W3: Do multimodal models have potential applications in the spatiotemporal domain?

We are thankful to this great comment. We believe spatiotemporal data modeling is a notable direction to us for its wide applications in domains such as traffic, climate and neuroscience. One key challenge is modeling spatial dependency across channels together with their dynamics. In our humble opinion, our method can be extended to spatiotemporal data by introducing a spatial encoder, which could be a Transformer-like architecture that learns the attention among channels through intermediate embeddings. However, a bottleneck in computational cost may appear when there are hundreds or thousands of channels, which is worth further research. The key advantage of using multimodal view models, like ours, includes their capabilities in capturing complementary patterns across views and leveraging cross-modal knowledge transfer from LVMs, especially when task-specific data are scarce. We'd like to add this discussion to the revised appendix.

2025-08-05

Thank you for the rebuttal. I have no further questions.

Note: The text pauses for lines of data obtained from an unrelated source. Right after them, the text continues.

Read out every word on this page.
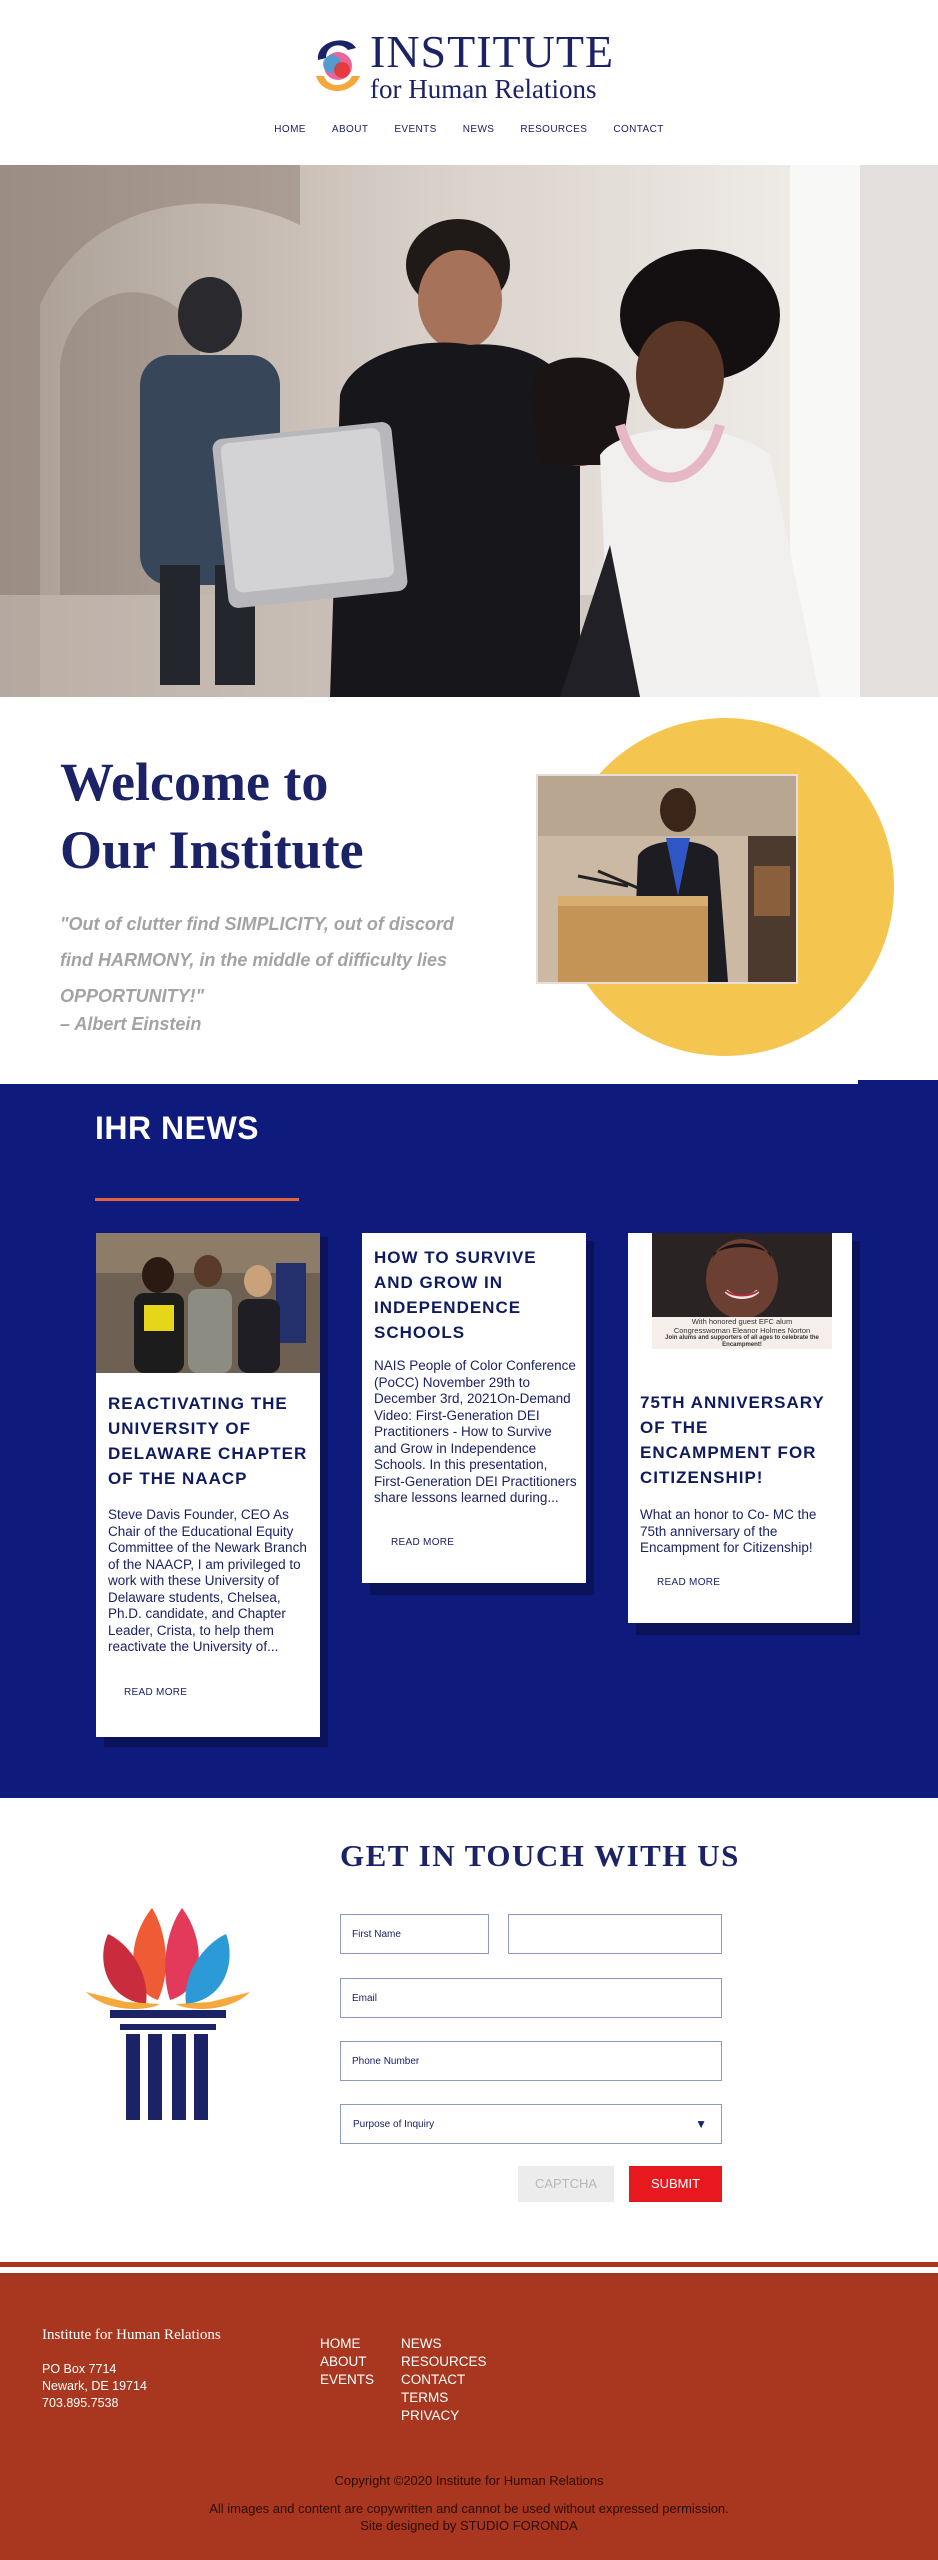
INSTITUTE
for Human Relations
HOME	ABOUT	EVENTS	NEWS	RESOURCES	CONTACT
Welcome to
Our Institute
"Out of clutter find SIMPLICITY, out of discord find HARMONY, in the middle of difficulty lies OPPORTUNITY!"
– Albert Einstein
IHR NEWS
REACTIVATING THE UNIVERSITY OF DELAWARE CHAPTER OF THE NAACP
Steve Davis Founder, CEO As Chair of the Educational Equity Committee of the Newark Branch of the NAACP, I am privileged to work with these University of Delaware students, Chelsea, Ph.D. candidate, and Chapter Leader, Crista, to help them reactivate the University of...
READ MORE
HOW TO SURVIVE AND GROW IN INDEPENDENCE SCHOOLS
NAIS People of Color Conference (PoCC) November 29th to December 3rd, 2021On-Demand Video: First-Generation DEI Practitioners - How to Survive and Grow in Independence Schools. In this presentation, First-Generation DEI Practitioners share lessons learned during...
READ MORE
With honored guest EFC alum
Congresswoman Eleanor Holmes Norton
Join alums and supporters of all ages to celebrate the Encampment!
75TH ANNIVERSARY OF THE ENCAMPMENT FOR CITIZENSHIP!
What an honor to Co- MC the 75th anniversary of the Encampment for Citizenship!
READ MORE
GET IN TOUCH WITH US
First Name
Email
Phone Number
Purpose of Inquiry	▼
CAPTCHA	SUBMIT
Institute for Human Relations
PO Box 7714
Newark, DE 19714
703.895.7538
HOME
ABOUT
EVENTS
NEWS
RESOURCES
CONTACT
TERMS
PRIVACY
Copyright ©2020 Institute for Human Relations
All images and content are copywritten and cannot be used without expressed permission.
Site designed by STUDIO FORONDA
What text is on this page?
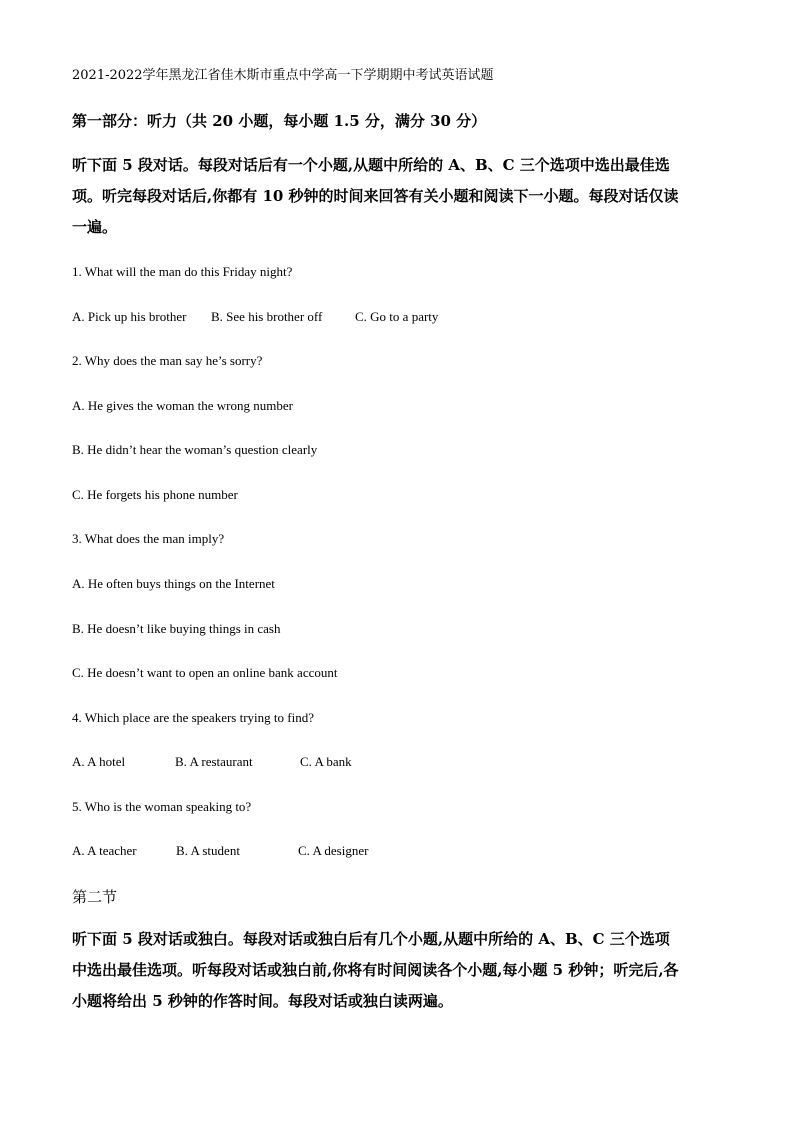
2021-2022学年黑龙江省佳木斯市重点中学高一下学期期中考试英语试题
第一部分：听力（共 20 小题，每小题 1.5 分，满分 30 分）
听下面 5 段对话。每段对话后有一个小题,从题中所给的 A、B、C 三个选项中选出最佳选
项。听完每段对话后,你都有 10 秒钟的时间来回答有关小题和阅读下一小题。每段对话仅读
一遍。
1. What will the man do this Friday night?
A. Pick up his brother B. See his brother off	C. Go to a party
2. Why does the man say he’s sorry?
A. He gives the woman the wrong number
B. He didn’t hear the woman’s question clearly
C. He forgets his phone number
3. What does the man imply?
A. He often buys things on the Internet
B. He doesn’t like buying things in cash
C. He doesn’t want to open an online bank account
4. Which place are the speakers trying to find?
A. A hotel	B. A restaurant	C. A bank
5. Who is the woman speaking to?
A. A teacher	B. A student	C. A designer
第二节
听下面 5 段对话或独白。每段对话或独白后有几个小题,从题中所给的 A、B、C 三个选项
中选出最佳选项。听每段对话或独白前,你将有时间阅读各个小题,每小题 5 秒钟；听完后,各
小题将给出 5 秒钟的作答时间。每段对话或独白读两遍。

评论- Thank you for reviewing our response!

2025-08-05

Dear Reviewer SJEM,

Thank you for reviewing our response! We are glad that our response helps address your concerns. We would also appreciate it if you could let us know what might be missing so that we can take the opportunity to clarify it and improve our work to meet your standards for a more positive rating. Thank you!

最终决定Accept (poster)

2025-09-17

Most reviews are positive, specifically from BA, BA, BA, and BR. The majority of reviewers recognize the merits of the proposed work, including the findings on the bias of the SOTA LVM-based forecaster, the effective solution to address limitations through a backcast-residual based adaptive decomposition framework, the comprehensive experiments involving 14 SOTA baselines categorized by vision, language, multimodal, and numerical methods, and the potential to inspire future research on LVM-based forecasters. The authors have made substantial efforts to address the concerns raised by the reviewers, and most of these concerns have been resolved. Reviewers SJEM, KH6N, and Ymur have no further concerns. The authors have also provided detailed responses to the questions posed by Reviewer srxJ, and I believe the remaining questions have been adequately addressed. Therefore, I recommend the acceptance of this submission. Additionally, I expect that the authors will incorporate the suggested modifications from the rebuttal phase into the final version.